Stable isotopes as tracers can reveal resource allocation in juvenile golden gray mullets (Liza aurata, Risso, 1810)

摘要

Studies on the nutritional physiology of predator fish in the marine environment have contributed to our understanding of how they adapt to the environment and how they have evolved. Despite the fact that herbivorous and omnivorous fish species are numerous and play a significant role in the ecosystem, there is little information on how they process nutrients and how these are allocated to different tissues. This information could be particularly important for the juvenile stages, when small-sized fish are under high predation pressure and have a limited capability to intake and digest large quantities of food. The mullet Liza aurata ingests surface sediment and obtains its nutritional requirements from the organisms associated with the sediment, including microalgae and bacteria or small invertebrates. This paper examines how the carbon and nitrogen derived from benthic micro-organisms are allocated to the liver and muscle tissues of newborn (young-of-the-year, YOY) and one-year old (OYO) individuals. After the animals were left feeding on C-13-enriched microalgae and N-15-enriched bacteria for 1 h, we traced the C-13 and N-15 in the liver and muscle tissues as well as in the blood and the gut. The YOY allocated 99% of the C-13 and 88% of the N-15 to the muscles, while the liver had a negligible amount of tracers (0.4% and 11% for C-13 and N-15).
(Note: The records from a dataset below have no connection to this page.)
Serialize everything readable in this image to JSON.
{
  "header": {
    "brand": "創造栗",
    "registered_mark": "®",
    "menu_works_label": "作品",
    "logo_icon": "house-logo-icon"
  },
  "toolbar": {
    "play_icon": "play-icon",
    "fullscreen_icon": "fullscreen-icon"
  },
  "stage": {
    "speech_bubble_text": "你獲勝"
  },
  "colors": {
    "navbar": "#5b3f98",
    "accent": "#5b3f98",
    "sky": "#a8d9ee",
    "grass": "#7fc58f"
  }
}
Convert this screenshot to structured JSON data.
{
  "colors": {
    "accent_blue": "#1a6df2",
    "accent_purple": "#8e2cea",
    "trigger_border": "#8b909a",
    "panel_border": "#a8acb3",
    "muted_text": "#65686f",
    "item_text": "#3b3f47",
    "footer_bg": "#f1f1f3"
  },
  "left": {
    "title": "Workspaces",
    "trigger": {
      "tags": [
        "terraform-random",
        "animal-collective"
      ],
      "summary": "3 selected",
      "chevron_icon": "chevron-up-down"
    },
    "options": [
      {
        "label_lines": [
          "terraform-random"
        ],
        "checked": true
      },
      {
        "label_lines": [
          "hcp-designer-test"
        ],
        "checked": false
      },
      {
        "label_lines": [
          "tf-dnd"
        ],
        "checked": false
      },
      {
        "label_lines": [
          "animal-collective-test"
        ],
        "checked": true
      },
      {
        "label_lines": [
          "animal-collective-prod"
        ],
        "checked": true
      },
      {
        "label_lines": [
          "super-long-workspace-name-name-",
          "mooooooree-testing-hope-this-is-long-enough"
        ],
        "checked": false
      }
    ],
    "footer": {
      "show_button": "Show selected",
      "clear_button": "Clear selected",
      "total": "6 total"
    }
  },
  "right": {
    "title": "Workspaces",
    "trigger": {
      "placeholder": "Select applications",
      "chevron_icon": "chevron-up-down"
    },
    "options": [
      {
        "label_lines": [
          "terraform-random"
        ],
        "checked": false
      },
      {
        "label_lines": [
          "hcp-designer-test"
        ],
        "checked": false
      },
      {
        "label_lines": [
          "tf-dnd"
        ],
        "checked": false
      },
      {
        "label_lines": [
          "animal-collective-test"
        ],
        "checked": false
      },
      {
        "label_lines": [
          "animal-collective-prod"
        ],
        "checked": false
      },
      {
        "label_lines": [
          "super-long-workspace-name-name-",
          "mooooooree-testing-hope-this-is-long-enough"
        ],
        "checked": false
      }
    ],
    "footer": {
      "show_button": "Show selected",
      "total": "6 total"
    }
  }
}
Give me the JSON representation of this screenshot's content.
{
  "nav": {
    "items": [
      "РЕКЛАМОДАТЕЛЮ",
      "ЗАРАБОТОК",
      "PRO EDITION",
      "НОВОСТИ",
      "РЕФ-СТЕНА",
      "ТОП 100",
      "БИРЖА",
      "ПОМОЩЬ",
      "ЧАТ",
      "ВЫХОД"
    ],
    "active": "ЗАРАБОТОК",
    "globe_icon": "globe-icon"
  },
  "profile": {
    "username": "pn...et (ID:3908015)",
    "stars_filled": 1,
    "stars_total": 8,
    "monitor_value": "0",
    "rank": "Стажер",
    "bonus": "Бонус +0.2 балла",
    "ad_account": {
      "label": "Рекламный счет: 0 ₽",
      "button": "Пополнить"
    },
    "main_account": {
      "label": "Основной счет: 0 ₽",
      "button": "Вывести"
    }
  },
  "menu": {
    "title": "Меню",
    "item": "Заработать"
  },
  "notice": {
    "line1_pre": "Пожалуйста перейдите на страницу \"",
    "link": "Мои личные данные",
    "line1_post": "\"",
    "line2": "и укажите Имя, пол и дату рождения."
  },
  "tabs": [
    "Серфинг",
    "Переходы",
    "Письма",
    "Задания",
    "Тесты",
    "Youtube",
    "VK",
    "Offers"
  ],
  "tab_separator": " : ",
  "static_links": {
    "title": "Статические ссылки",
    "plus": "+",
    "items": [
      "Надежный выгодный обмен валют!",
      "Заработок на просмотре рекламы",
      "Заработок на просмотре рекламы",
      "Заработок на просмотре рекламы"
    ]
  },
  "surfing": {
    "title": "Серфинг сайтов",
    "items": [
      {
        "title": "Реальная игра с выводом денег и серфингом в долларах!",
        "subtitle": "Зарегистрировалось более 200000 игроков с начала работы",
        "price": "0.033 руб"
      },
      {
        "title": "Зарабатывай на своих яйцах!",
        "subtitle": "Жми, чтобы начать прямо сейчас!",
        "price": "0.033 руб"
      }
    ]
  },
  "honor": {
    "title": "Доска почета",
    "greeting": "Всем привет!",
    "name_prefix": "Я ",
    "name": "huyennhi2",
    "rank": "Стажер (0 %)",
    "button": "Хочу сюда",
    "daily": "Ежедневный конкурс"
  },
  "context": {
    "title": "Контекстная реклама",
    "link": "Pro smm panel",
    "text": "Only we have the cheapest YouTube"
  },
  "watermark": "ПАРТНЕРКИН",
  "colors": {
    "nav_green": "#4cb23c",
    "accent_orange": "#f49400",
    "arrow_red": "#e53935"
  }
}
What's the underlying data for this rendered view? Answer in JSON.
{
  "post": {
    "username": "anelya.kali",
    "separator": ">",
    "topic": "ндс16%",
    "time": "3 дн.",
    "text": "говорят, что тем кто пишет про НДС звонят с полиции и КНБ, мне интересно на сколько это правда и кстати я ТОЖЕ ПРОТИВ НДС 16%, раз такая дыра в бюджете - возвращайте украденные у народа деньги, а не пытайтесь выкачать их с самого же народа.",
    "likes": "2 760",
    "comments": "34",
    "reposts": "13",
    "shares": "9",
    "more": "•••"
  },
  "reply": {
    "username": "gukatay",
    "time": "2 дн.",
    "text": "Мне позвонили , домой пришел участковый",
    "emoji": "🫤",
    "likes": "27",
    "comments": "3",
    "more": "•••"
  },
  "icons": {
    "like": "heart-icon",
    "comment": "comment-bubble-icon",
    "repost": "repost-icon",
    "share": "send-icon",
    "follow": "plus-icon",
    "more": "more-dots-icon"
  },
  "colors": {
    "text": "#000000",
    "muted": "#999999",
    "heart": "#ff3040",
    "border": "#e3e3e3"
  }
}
Conversely, in the OYO experiment, the tracers were uniformly distributed throughout the muscle and liver (57% of C-13 and 45% of N-15 were found in the muscle, whereas 43% of C-13 and 55% of N-15 were in the liver). Negligible amounts were traced in the blood ( 0.1%), while a part of the tracers was not assimilated and remained in the gut of both YOY and OYO fish. These results indicated a size -related shift in resource allocation during first year of growth of L. aurata, probably related to changes in the survival strategies among juveniles. Our results also indicated that stable isotope enrichment can be a helpful tool for studying resource allocation in fish.